Imagine if one could drop in at a laser light booth and come out svelte and blemish-free! Don’t count on doing it before your next high school reunion, but studies are already in the works using a free-electron laser to explore how light can target fat cells. Researchers at Massachusetts General Hospital and at Harvard Medical School, both in Boston, and at the US Department of Energy’s Jefferson Lab in Newport News, Va., have shown that a laser can heat fatty tissue without damaging the skin covering it.

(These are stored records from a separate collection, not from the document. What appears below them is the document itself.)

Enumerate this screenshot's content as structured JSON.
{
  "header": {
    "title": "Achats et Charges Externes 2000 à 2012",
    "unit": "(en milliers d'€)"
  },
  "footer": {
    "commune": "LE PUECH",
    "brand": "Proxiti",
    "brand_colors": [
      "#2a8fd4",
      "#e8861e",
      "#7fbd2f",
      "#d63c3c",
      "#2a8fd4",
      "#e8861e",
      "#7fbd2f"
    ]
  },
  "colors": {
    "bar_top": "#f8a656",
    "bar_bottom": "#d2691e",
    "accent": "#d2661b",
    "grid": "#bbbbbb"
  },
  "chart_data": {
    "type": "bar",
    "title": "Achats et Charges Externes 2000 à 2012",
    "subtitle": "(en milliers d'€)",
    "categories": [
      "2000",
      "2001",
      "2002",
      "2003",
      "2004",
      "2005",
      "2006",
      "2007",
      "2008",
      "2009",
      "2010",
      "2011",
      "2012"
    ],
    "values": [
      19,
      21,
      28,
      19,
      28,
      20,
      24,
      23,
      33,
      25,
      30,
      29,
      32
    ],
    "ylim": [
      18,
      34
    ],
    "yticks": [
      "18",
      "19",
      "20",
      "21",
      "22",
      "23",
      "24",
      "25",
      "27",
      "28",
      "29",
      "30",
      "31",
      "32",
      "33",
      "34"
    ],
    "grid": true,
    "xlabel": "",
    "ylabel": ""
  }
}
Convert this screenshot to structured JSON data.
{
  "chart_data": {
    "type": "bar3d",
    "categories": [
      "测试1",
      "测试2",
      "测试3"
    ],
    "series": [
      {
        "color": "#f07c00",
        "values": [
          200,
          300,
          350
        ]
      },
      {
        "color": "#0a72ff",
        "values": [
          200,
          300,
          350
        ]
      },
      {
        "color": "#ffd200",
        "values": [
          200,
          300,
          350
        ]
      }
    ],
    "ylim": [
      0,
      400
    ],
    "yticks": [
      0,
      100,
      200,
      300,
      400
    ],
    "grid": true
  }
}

Relying on the precise tuning of the free-electron laser, they found that light at 915, 1210 and 1720 nm heated lipid-rich tissue nearly twice as efficiently as water. They exposed pig fat samples for about 16 seconds and discovered that, at 1210 nm, the laser-induced heating of fat was more than twice that of the skin.
The researchers, who reported their work at the 26th annual meeting of the American Society for Laser Medicine and Surgery in Boston in April, believe that this shows proof of principle for the use of selective photothermolysis, or light-based heat treatments, for a variety of medical applications involving fatty deposits.
They envision the development of a “fat-seeking laser” to target the sebaceous glands underlying acne, to reduce the plaques that contribute to atherosclerosis and, yes, perhaps even to help dissolve the unsightly pudge known as cellulite.